見衛驤這是認下了,朱興瑞心中的氣焰頓時堵在胸口無處發洩,“來來回回,你便只會這幾句,你是當朕舍不得殺你嗎!敢如此明目張膽算計到朕頭上的,把朕當作棋子的你是頭一個!別以為朕看不出來,被火銃重傷一事也是你自己所為而嫁禍於人,是不是!”

雲奇在一旁聽得直滲冷汗,他就從未見過如衛驤這般膽大且不要命的。

朱興瑞知曉衛驤心思深,卻不知已到了這地步,“你借此苦肉計讓朕心愧而封你錦衣衛指揮使之位,好借此正大光明地查尹家的舊案是不是,你是算準了朕前些日才給你封官而今不敢革你的職嗎!衛驤,欺君之罪,朕可抄了你衛家!”

衛驤眼梢微動,但面色未改,一如他素日的從容鎮定,“回聖上,衛家親族寡薄,衛家上下唯有臣一人了,聖上若是想抄家,只需殺了臣便是。”

“衛驤,你——”朱興瑞怒氣填胸,剎那攻心,氣得指著他的手都發顫。

雲奇忙上前扶住朱興瑞,替他順著氣,又忙將手邊的溫茶遞上前,“聖上息怒,聖上息怒!”

若是旁人聽聖上有抄家之言,無不求饒,這位衛大人倒好,上趕著求死,聖上本就在怒,此言豈非火上添油,“衛大人,還請您慎言啊……”

“好你個衛驤!”朱興瑞將手中的茶盞砸在衛驤身側,見他毫不躲閃,也無服軟之意,怒意更甚,“你當真不怕死!”

他神色自若,“臣能為聖上效力,為大明而死,雖死無憾。”

“你……”朱興瑞深吐一口氣,似在與他賭氣一般,“你是不怕死,可那尹家女呢?尹性貪汙,尹家被判抄家之罪,她卻私逃出京,其罪當斬!”

“是臣救下她,帶她出京了,聖上若要責罰,先處置微臣才是。”雖說他弄錯了人,可救下尹昭清本就是他本意,若未出現意外,他的的確確是將她帶離應天府了。

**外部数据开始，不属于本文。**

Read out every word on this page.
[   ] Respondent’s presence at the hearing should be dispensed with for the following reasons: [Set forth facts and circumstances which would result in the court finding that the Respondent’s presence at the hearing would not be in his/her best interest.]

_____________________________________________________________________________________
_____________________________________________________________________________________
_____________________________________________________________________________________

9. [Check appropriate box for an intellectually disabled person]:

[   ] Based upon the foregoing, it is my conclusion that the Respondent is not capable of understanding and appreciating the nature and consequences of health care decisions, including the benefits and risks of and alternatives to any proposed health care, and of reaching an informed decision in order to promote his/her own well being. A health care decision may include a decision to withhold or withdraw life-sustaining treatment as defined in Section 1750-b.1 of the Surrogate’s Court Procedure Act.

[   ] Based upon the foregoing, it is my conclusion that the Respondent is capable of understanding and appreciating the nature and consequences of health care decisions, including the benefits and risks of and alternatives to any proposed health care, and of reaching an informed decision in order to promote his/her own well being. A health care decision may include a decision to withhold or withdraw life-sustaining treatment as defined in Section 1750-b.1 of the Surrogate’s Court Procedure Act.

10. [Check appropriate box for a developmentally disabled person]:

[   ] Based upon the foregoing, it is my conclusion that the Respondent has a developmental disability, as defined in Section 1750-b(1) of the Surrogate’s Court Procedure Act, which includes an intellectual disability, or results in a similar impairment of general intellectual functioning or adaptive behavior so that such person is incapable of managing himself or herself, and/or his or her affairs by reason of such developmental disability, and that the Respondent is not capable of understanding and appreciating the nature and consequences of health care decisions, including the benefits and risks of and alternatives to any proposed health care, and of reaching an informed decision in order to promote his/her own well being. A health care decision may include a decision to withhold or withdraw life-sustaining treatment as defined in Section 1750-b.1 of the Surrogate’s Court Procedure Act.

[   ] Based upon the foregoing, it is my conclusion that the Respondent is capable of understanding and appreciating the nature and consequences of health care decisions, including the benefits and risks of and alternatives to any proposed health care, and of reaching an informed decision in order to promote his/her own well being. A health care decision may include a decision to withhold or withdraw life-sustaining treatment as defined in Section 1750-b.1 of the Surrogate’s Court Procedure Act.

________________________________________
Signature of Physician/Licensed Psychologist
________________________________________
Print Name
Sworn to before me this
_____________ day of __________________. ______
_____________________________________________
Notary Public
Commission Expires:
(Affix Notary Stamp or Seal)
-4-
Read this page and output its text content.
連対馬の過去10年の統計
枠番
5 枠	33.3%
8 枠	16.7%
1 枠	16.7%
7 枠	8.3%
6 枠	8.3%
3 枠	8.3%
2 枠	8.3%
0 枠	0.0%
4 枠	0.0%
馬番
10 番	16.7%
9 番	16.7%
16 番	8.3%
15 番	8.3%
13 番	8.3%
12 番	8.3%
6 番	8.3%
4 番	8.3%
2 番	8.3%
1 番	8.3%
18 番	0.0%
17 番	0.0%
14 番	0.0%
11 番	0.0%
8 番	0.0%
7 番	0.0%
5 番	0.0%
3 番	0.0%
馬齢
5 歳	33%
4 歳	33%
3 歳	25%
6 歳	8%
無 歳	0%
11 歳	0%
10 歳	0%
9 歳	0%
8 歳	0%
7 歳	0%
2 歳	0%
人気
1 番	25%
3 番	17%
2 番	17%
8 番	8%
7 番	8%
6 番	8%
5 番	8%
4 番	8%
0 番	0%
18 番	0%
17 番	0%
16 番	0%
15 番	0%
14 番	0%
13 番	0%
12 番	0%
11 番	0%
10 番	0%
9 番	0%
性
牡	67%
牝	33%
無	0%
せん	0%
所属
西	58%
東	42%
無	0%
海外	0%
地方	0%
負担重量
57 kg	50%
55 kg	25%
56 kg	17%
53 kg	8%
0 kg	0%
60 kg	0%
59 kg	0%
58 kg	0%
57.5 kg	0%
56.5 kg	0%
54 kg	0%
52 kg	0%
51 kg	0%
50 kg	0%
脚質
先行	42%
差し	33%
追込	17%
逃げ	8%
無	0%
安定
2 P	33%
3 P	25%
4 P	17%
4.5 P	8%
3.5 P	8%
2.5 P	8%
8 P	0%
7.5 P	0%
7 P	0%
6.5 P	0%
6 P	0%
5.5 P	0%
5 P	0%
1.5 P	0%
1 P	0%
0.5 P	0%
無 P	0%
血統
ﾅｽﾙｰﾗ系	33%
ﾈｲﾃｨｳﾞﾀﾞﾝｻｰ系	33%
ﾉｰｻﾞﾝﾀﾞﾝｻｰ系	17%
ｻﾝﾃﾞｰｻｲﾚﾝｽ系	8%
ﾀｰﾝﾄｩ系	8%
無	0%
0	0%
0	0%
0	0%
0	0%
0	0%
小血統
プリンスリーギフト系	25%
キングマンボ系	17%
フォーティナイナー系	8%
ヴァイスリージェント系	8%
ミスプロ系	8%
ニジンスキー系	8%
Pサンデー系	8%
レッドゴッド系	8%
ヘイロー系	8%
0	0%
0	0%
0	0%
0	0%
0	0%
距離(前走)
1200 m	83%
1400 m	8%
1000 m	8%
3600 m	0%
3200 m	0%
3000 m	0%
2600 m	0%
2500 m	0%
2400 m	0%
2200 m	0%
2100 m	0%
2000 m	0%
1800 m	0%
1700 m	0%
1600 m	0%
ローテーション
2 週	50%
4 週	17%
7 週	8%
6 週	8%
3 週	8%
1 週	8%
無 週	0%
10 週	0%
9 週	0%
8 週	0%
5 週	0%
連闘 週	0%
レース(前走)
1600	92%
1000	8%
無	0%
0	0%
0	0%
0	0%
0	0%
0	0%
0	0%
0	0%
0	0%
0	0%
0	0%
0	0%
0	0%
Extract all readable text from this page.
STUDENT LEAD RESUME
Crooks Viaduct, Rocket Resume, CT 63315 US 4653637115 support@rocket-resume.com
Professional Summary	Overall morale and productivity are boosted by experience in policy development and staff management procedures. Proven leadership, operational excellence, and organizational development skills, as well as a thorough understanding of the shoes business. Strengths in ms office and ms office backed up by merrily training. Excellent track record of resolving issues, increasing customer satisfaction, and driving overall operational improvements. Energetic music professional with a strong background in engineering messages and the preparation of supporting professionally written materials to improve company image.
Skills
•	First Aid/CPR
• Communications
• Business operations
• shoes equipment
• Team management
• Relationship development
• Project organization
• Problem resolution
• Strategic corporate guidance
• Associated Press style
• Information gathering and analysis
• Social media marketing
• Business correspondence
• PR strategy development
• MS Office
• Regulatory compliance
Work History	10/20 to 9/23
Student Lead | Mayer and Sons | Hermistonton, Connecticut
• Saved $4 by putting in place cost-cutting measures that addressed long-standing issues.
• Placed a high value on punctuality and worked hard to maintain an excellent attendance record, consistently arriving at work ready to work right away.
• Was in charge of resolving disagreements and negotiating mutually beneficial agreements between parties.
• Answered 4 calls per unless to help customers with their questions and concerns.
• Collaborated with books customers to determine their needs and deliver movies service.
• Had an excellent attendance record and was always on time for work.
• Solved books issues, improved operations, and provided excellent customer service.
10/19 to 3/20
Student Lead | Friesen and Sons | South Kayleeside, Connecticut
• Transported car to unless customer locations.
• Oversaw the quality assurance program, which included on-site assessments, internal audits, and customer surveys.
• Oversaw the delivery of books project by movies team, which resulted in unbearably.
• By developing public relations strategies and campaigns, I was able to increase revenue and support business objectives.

朱興瑞一楞,“你說什麽?”他心裏堵得慌,似乎眼前人已愈發不收掌控,“衛驤,你私自救下罪臣之女,是忤逆朕,是欺君!信不信朕將你們一並處死!”

衛驤眼底一沈,並無懼意,“聖上處死微臣,臣無半句異言,可她並未害人,也未無中生有,不過是想替父洗刷冤屈,何錯之有?聖上英明,定不會濫殺無辜。”

只會以這些話來堵他,朱興瑞如今豈會還看不清他的心思,“衛驤,你如今這般肆無忌憚,也不過是因衛家只剩你一人而無所顧慮,可若是將那尹家女性命系掛於你身上呢,你可還敢說出這番話來!”

“臣是臣,她是她,她無需為臣的過錯擔上罪責。”

“若她也成了你衛家人呢?”朱興瑞哼了兩聲,“你不是覺著朕不敢拿她如何嗎?好,那朕便給你二人賜婚,待她成了衛家人,朕要治你死罪,看看她能否獨善其身!”還以為他真的不敢耐他如何?

衛驤那自始冷靜的面容終是有了一絲裂痕,他挺直的身姿也隨著最後一句“看看她能否獨善其身”而一顫。

朱興瑞見自己的威脅奏了效,終於滿意地勾了勾唇。看來也並非是真的天不怕地不怕,他衛驤也有了軟肋……

朱興瑞坐回那t身後那髹金雕龍木椅之上,雲奇又適時地遞了一盞茶,朱興瑞抿了兩口,怒意退了三分,也不開口,只靜靜等著墀下之人服軟。

可誰知,等了半晌,等來他恭敬一躬身和一句:“多謝聖上賜婚。”

雲奇生無可戀地闔上眼,心中連喚了幾聲姑爺爺,這位祖宗非要與聖上對著來作甚!

朱興瑞端著茶盞的手一顫,氣得胸口直疼,他發了狠般又將茶盞狠狠砸了過去,若換作旁人早已被他千刀萬剮了。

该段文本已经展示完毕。